Wichtig hierfür ist auch eine breite Aufklärung bei den Züchtern über genetische Zusammenhänge, da die praktische Erfahrung in Zusammenhang mit den Ergebnissen von Gentest´s gezeigt hat, daß Züchtern oft nicht bewusst ist, daß aufgrund eines Gentestes die Gesamtpopulation einer Rasse vollständig genetisch genutzt werden kann, unabhängig vom Ergebnis eines Einzeltieres.

 

Ein weiteres Problem in der Erbfehlerbekämpfung stellt die Zucht mit den sogenannten "popular sires" dar, welche auch schon im Buch "Hundezucht 2000" von Dr. Hellmut Wachtel zu Recht angeprangert wurde. Erfolgreiche Rüden werden viel zu häufig eingesetzt, denn erkrankten popular sires selbst oder erweisen sich als "Vererber" einer bestimmten Erkrankung, ist häufig ein irreparabler Schaden in der Rasse manifestiert.

Obwohl die Erkenntnisse über popular sires vielen Züchtern mittlerweile bekannt sind, hat sich in der Praxis wenig geändert.
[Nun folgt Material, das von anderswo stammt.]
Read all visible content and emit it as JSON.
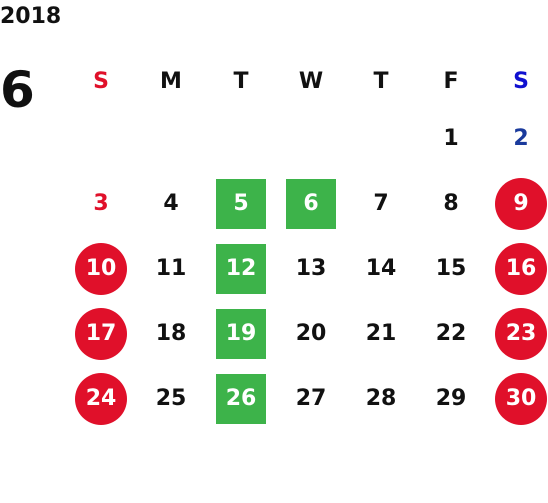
{
  "calendar": {
    "year": "2018",
    "month": "6",
    "weekdays": [
      {
        "label": "S",
        "color": "#e0102a"
      },
      {
        "label": "M",
        "color": "#111111"
      },
      {
        "label": "T",
        "color": "#111111"
      },
      {
        "label": "W",
        "color": "#111111"
      },
      {
        "label": "T",
        "color": "#111111"
      },
      {
        "label": "F",
        "color": "#111111"
      },
      {
        "label": "S",
        "color": "#1010d0"
      }
    ],
    "days": [
      {
        "label": "",
        "style": "empty"
      },
      {
        "label": "",
        "style": "empty"
      },
      {
        "label": "",
        "style": "empty"
      },
      {
        "label": "",
        "style": "empty"
      },
      {
        "label": "",
        "style": "empty"
      },
      {
        "label": "1",
        "style": "plain"
      },
      {
        "label": "2",
        "style": "saturday"
      },
      {
        "label": "3",
        "style": "sunday"
      },
      {
        "label": "4",
        "style": "plain"
      },
      {
        "label": "5",
        "style": "green"
      },
      {
        "label": "6",
        "style": "green"
      },
      {
        "label": "7",
        "style": "plain"
      },
      {
        "label": "8",
        "style": "plain"
      },
      {
        "label": "9",
        "style": "red"
      },
      {
        "label": "10",
        "style": "red"
      },
      {
        "label": "11",
        "style": "plain"
      },
      {
        "label": "12",
        "style": "green"
      },
      {
        "label": "13",
        "style": "plain"
      },
      {
        "label": "14",
        "style": "plain"
      },
      {
        "label": "15",
        "style": "plain"
      },
      {
        "label": "16",
        "style": "red"
      },
      {
        "label": "17",
        "style": "red"
      },
      {
        "label": "18",
        "style": "plain"
      },
      {
        "label": "19",
        "style": "green"
      },
      {
        "label": "20",
        "style": "plain"
      },
      {
        "label": "21",
        "style": "plain"
      },
      {
        "label": "22",
        "style": "plain"
      },
      {
        "label": "23",
        "style": "red"
      },
      {
        "label": "24",
        "style": "red"
      },
      {
        "label": "25",
        "style": "plain"
      },
      {
        "label": "26",
        "style": "green"
      },
      {
        "label": "27",
        "style": "plain"
      },
      {
        "label": "28",
        "style": "plain"
      },
      {
        "label": "29",
        "style": "plain"
      },
      {
        "label": "30",
        "style": "red"
      }
    ],
    "colors": {
      "sunday_text": "#e0102a",
      "saturday_text": "#1a3a9c",
      "holiday_fill": "#e0102a",
      "highlight_fill": "#3db34a"
    }
  }
}
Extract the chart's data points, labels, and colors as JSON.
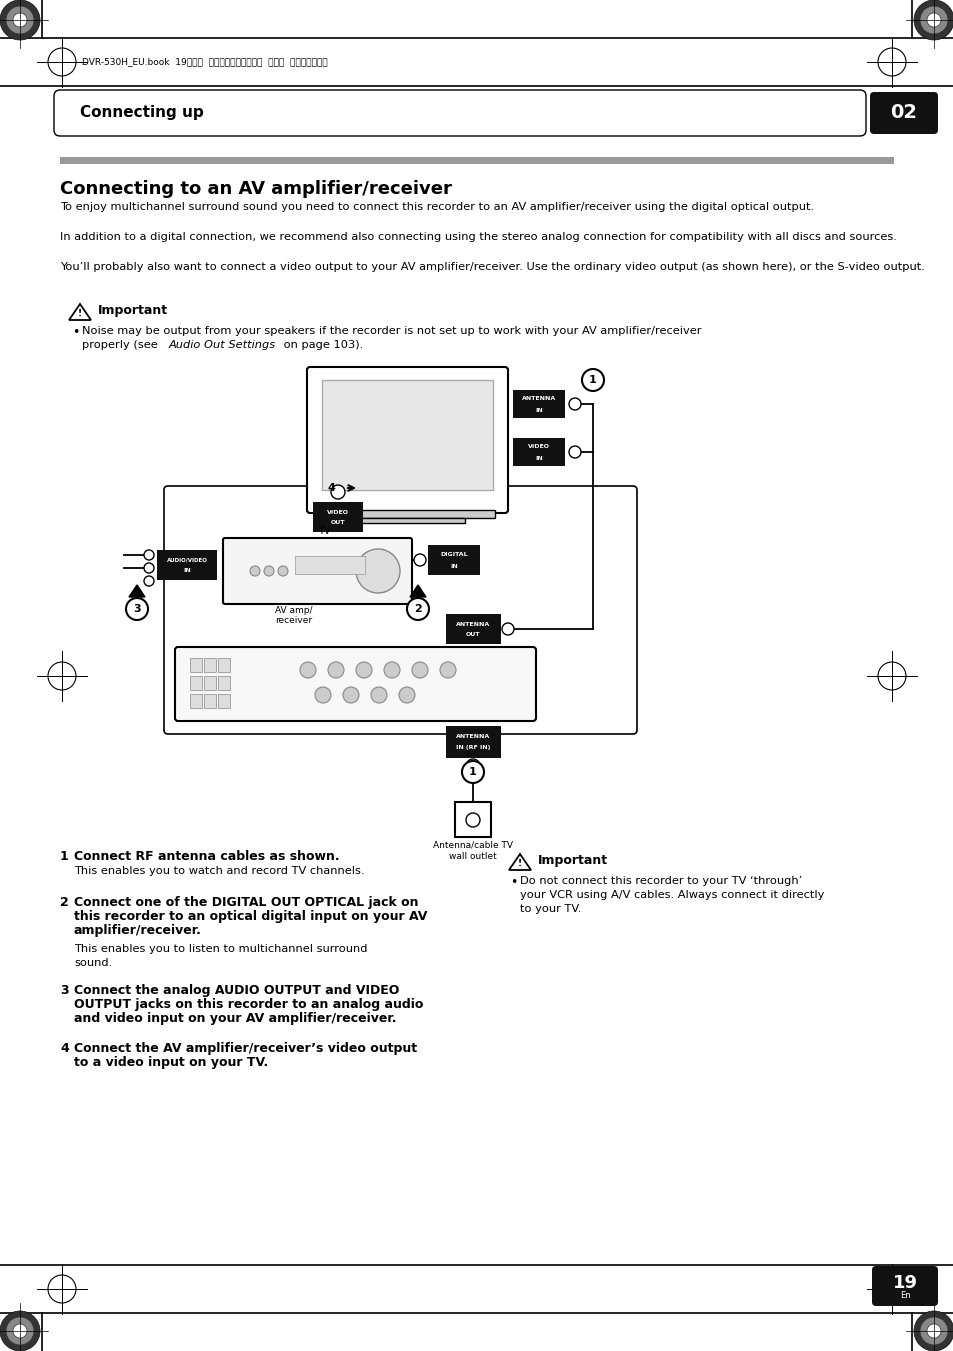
{
  "page_bg": "#ffffff",
  "header_text": "Connecting up",
  "header_num": "02",
  "file_info": "DVR-530H_EU.book  19ページ  ２００５年２月１４日  月曜日  午後２時２０分",
  "section_title": "Connecting to an AV amplifier/receiver",
  "para1": "To enjoy multichannel surround sound you need to connect this recorder to an AV amplifier/receiver using the digital optical output.",
  "para2": "In addition to a digital connection, we recommend also connecting using the stereo analog connection for compatibility with all discs and sources.",
  "para3": "You’ll probably also want to connect a video output to your AV amplifier/receiver. Use the ordinary video output (as shown here), or the S-video output.",
  "important1_bullet_line1": "Noise may be output from your speakers if the recorder is not set up to work with your AV amplifier/receiver",
  "important1_bullet_line2": "properly (see ",
  "important1_bullet_italic": "Audio Out Settings",
  "important1_bullet_line3": " on page 103).",
  "step1_bold": "Connect RF antenna cables as shown.",
  "step1_body": "This enables you to watch and record TV channels.",
  "step2_bold": "Connect one of the DIGITAL OUT OPTICAL jack on this recorder to an optical digital input on your AV amplifier/receiver.",
  "step2_body": "This enables you to listen to multichannel surround sound.",
  "step3_bold": "Connect the analog AUDIO OUTPUT and VIDEO OUTPUT jacks on this recorder to an analog audio and video input on your AV amplifier/receiver.",
  "step4_bold": "Connect the AV amplifier/receiver’s video output to a video input on your TV.",
  "important2_bullet": "Do not connect this recorder to your TV ‘through’ your VCR using A/V cables. Always connect it directly to your TV.",
  "page_num": "19",
  "page_num_sub": "En"
}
Das hat oft unterschiedliche Gründe, sie liegen, wie so oft, in der menschlichen Natur begründet und heissen beispielsweise: weite Anfahrten zu einem anderen Rüden, der höhere Verkaufswert der Welpen, wenn sie einen erfolgreichen Vater vorweisen können, die Deckerfahrung eines solchen popular sires, sein Erfolg, mit dem man dann von der eigenen Hündin bessere Welpen erwartet, in der Regel eben kurzfristige Entscheidungen, welche für den popular sire sprechen, aber keine langfristigen Planungen was die Zucht in ihrem Gesamtgeschehen betrifft.

Züchter, welche nur ein oder zwei Würfe aufziehen, machen sich üblicherweise deshalb wenig Gedanken über die Zukunft einer Rasse, grosse Züchter graben sich auf Dauer beim wiederholten Einsatz von popular sires selber "den Graben ab" - zum Schaden sowohl der kleinen, als auch der grossen Züchtern, vom Schaden für die Rasse ganz zu schweigen.

 

Sie werden sich als Leser nun sicher fragen, wie es denn bei den Kromfohrländern aussieht, zieht man die Schlussfolgerungen von Frau Sommerfeld-Stur heran.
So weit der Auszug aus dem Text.